June 16, 2009

  • Empathy

    A friend sent me a link to this article (click here) where a dad tries on pregnant belly suit for a day in order to understand what his wife went through during pregnancy.  I like the article and think all men should try to walk in the shoes of a pregnant woman at least once in his life!  The belly suit may not be completely accurate, but it does its job of cultivating empathy and understanding. 

    Some of the things I appreciated about the article was how the author identified the sense of loneliness that pregnant women feel.  Even though I have a very compassionate, supportive husband, the truth is, being pregnant is still something that only my body is going through.  Some of the heartache I’ve experienced during this pregnancy has been from wishing that he could really share the burden with me.  When it’s been particularly hard, I’ve asked him (ridiculously) to ‘take the baby from me and put it in your belly’.  And though he is lovingly sympathetic, sometimes I keenly feel that it’s like he’s just standing on the outside, looking into a window at me. 

    There’s also a sense of helplessness when it comes to pregnancy, which the author accurately identifies.  Your body is out of your control; it does things that you didn’t tell it to; and it surprises you at every turn.  And with all this new weight you’re carrying around, your pelvic bones weakening and the real exhaustion that you feel, there’s a great limitation to what you can do.  You can’t pick up things off the floor, get off the couch without a boost, carry things that are too heavy, or even chase your husband around a little room without feeling wiped out.  I thought it was funny that the author’s Granny said, “I bet you can’t tie your own shoes.”  He thought she was just poking fun of him, but around here, it’s a daily reality.  Sam has to tie my shoes for me. 
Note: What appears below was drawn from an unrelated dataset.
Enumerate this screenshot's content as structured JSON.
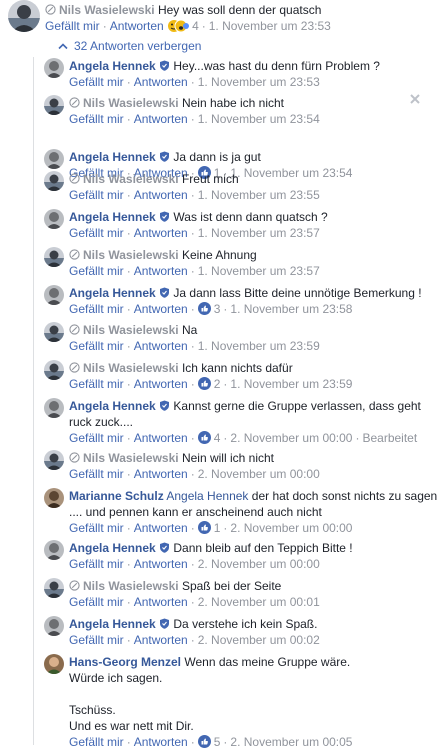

    Lastly, the author expressed an admiration for women who are willing to endure pregnancy a second time.  I agree!  I’m amazed by women who will do it a second time.  And the funny thing is that I had always thought that the only women who are willing to be pregnant again are the ones who had pleasant, painless experiences — but the more women I talk to, the more I realize that I was wrong.  Just last night, I spoke to two women at my church who had very difficult first pregnancies.  However, they both had three more after that.  These women are my heroes.  I will not be in this category. :)

    Being a mom is the toughest job in the world… and that job doesn’t start with the day the baby is born.  It starts at conception.